Aboubacar Koné a été victime d'une poliomyélite alors qu'il avait 5
ans, qui lui a paralysé les deux jambes. Aujourd'hui, il vit à Bamako,
la capitale, et confectionne ou répare chaussures, ceintures, sacs,
tout ce qui est en cuir : "Je n'ai pas pu poursuivre mes études après
le primaire, j'ai abandonné l'école malgré les efforts de mes parents
à me faire changer d'avis. J'ai été envoyé chez un oncle dans le but
d'apprendre le commerce avec lui, parce qu'il était commerçant.

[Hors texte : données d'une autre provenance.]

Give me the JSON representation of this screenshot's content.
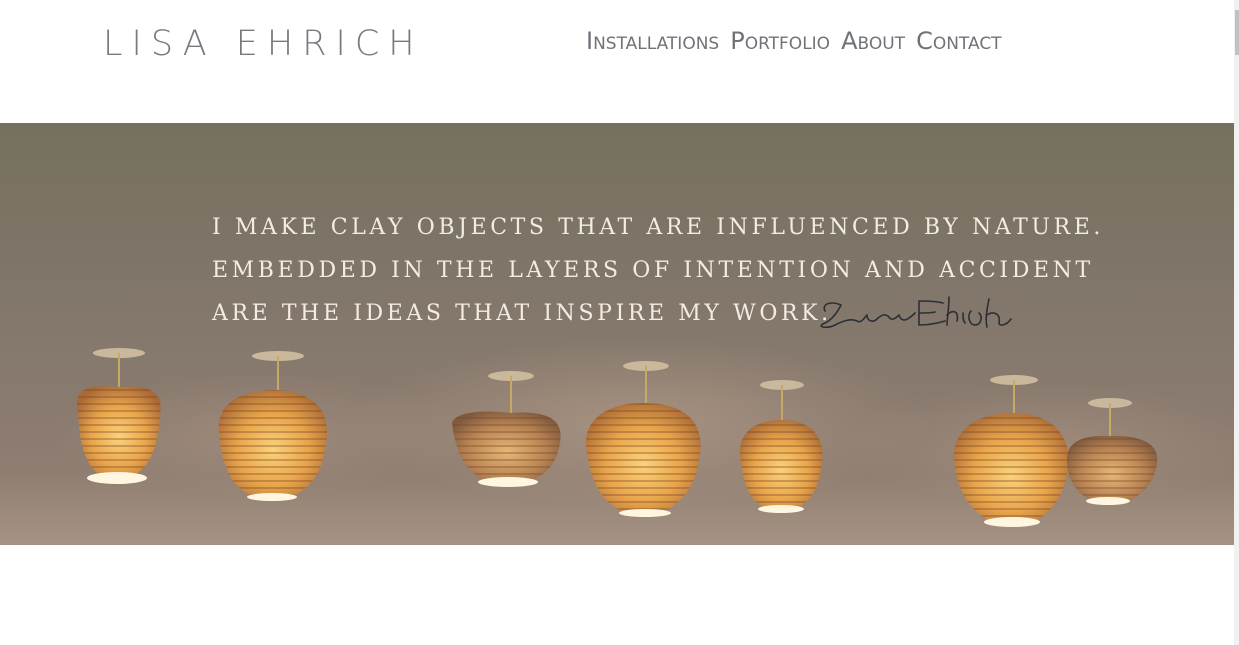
{
  "header": {
    "logo": "LISA EHRICH",
    "nav": [
      {
        "label": "Installations"
      },
      {
        "label": "Portfolio"
      },
      {
        "label": "About"
      },
      {
        "label": "Contact"
      }
    ]
  },
  "hero": {
    "quote_lines": [
      "I make clay objects that are influenced by nature.",
      "Embedded in the layers of intention and accident",
      "are the ideas that inspire my work."
    ],
    "signature": "Lisa Ehrich",
    "image_subject": "porcelain pendant lamps"
  },
  "colors": {
    "text_gray": "#767a80",
    "hero_bg": "#7d7567",
    "quote_text": "#f3ece3",
    "lamp_glow": "#f2b04a"
  }
}
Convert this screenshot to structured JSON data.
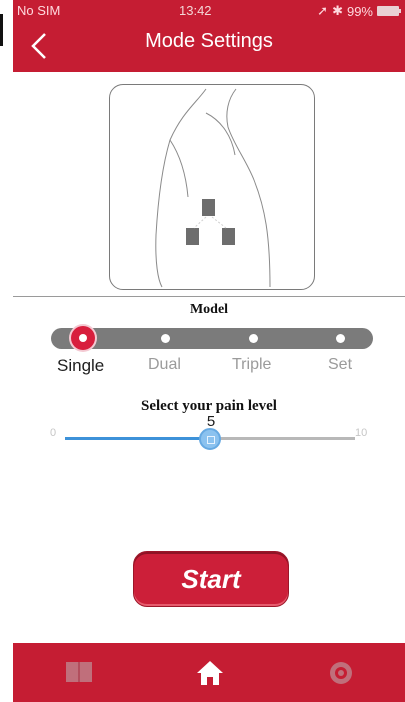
{
  "status_bar": {
    "carrier": "No SIM",
    "time": "13:42",
    "battery": "99%",
    "icons": [
      "location-arrow-icon",
      "bluetooth-icon",
      "battery-icon"
    ]
  },
  "header": {
    "title": "Mode Settings",
    "back_icon": "chevron-left-icon"
  },
  "placement": {
    "illustration": "body-outline-illustration",
    "electrodes": [
      "electrode-pad",
      "electrode-pad",
      "electrode-pad"
    ]
  },
  "model": {
    "label": "Model",
    "options": [
      "Single",
      "Dual",
      "Triple",
      "Set"
    ],
    "selected": "Single"
  },
  "pain": {
    "label": "Select your pain level",
    "min": "0",
    "max": "10",
    "value": "5"
  },
  "actions": {
    "start_label": "Start"
  },
  "tabbar": {
    "items": [
      "book-icon",
      "home-icon",
      "settings-icon"
    ]
  },
  "colors": {
    "primary": "#c51d33",
    "accent_blue": "#3d92d9",
    "track_gray": "#7b7b7b"
  }
}
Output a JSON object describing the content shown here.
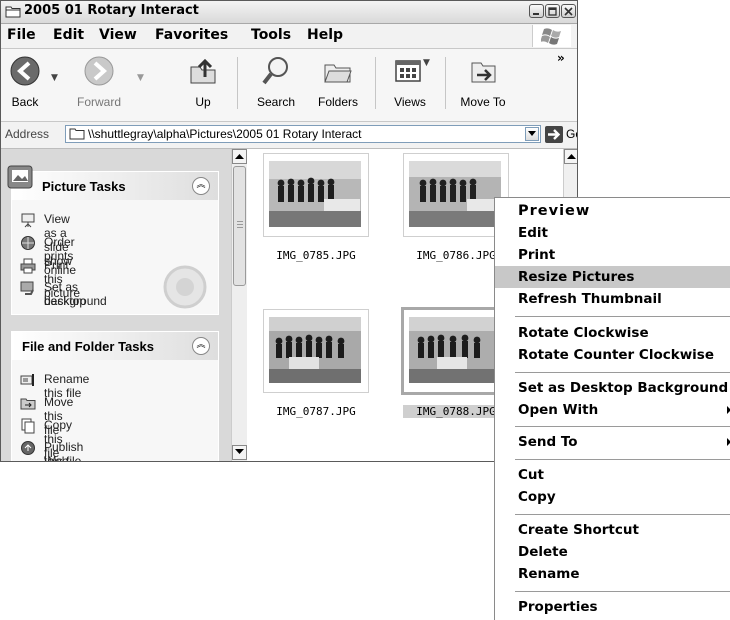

Après
trois années, on m'a ouvert une boutique de vente d'articles divers
qui a échoué après seulement une année d'activité, à cause de mon état
physique qui faisait que je mettais du temps à servir les clients. A
ce moment, j'ai beaucoup regretté l'abandon de l'école et je me suis
inscrit dans un cours d'alphabétisation où j'ai fait deux fois 45 jours
de formation pour ensuite m'engager comme apprenti cordonnier, et devenir
plus tard cordonnier, un métier que l'on fait assis la plupart du temps.
Je confectionne et répare les chaussures, les sacs, les ceintures et
autres".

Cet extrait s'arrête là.